As we stopped to dry out things that had gotten damp during the night, we were passed by Big Fish and Firecracker. They’re hiking in a group with One Step now, and are aiming to hit the border all together. It was good to catch up with them, as I haven’t seen them since Timberline Lodge in the north of Oregon.
The middle of the day took us around the sides of several mountains. The views were wide open across large bowls, up to knobbly boulders and down to forested valleys. It reminded me of the early part of the desert as the trail wound along the hills giving new views around each corner. It was perhaps a little more strenuous than the desert, but nice and easy in contrast to the rest of Washington. At least for a while.
We finished the day with a steep uphill out of Glacier Pass, essentially straight up the side of a short ridge over which the sun was setting. I was glad of the dropping temperature as I worked my way up. Once we got to the top it was a different story, though. With no sunshine and no strenuous climb to keep us warm we needed to resort to hiking faster, but the narrow trail and the steep mountainside limited that possibility. I was glad when we reached a spot where the trail opened out into a flat bowl with clumps of trees indicating a nearby water source.

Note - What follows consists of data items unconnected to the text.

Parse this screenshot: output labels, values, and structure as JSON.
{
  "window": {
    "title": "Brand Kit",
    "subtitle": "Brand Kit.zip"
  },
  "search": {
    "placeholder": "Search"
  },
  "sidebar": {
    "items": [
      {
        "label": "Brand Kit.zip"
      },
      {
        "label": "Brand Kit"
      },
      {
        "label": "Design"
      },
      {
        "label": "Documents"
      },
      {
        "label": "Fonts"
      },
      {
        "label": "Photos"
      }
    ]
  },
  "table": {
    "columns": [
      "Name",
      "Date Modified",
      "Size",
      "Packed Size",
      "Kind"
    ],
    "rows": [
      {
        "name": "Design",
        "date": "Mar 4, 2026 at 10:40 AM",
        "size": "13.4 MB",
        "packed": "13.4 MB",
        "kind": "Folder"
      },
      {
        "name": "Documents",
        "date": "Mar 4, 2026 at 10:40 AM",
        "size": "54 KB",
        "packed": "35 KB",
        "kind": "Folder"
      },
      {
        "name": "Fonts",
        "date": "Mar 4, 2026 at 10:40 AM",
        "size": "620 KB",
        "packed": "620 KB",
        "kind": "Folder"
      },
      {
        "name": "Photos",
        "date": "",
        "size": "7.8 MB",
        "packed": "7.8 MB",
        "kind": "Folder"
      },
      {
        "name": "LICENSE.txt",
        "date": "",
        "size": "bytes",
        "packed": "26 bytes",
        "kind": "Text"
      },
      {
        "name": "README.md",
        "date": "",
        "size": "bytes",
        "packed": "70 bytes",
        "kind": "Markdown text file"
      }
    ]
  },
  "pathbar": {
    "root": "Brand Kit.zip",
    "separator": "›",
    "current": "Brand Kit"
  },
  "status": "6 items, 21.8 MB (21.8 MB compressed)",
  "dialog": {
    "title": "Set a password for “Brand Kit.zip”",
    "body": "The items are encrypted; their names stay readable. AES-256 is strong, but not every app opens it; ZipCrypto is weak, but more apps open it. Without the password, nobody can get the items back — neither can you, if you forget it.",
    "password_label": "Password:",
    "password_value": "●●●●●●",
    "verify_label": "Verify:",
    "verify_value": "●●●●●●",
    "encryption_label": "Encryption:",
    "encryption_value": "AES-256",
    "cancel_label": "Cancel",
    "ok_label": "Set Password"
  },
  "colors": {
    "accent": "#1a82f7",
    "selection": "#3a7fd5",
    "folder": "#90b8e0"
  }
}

Just as we turned off the trail to camp we spied Doc and Colin already set up. We had just moments before talked about them, and how good it would be to reach the border with them. We hadn’t seen them in Stehekin but we had only been to the landing briefly and could have missed them. Colin is already eyeing the Continental Divide Trail in a couple of years, an interesting perspective given how close we are to running out of PCT! Hopefully during the next couple of days we will be within a few miles of each other, able to catch up at the monument signifying the northern terminus of the trail and the end of the journey.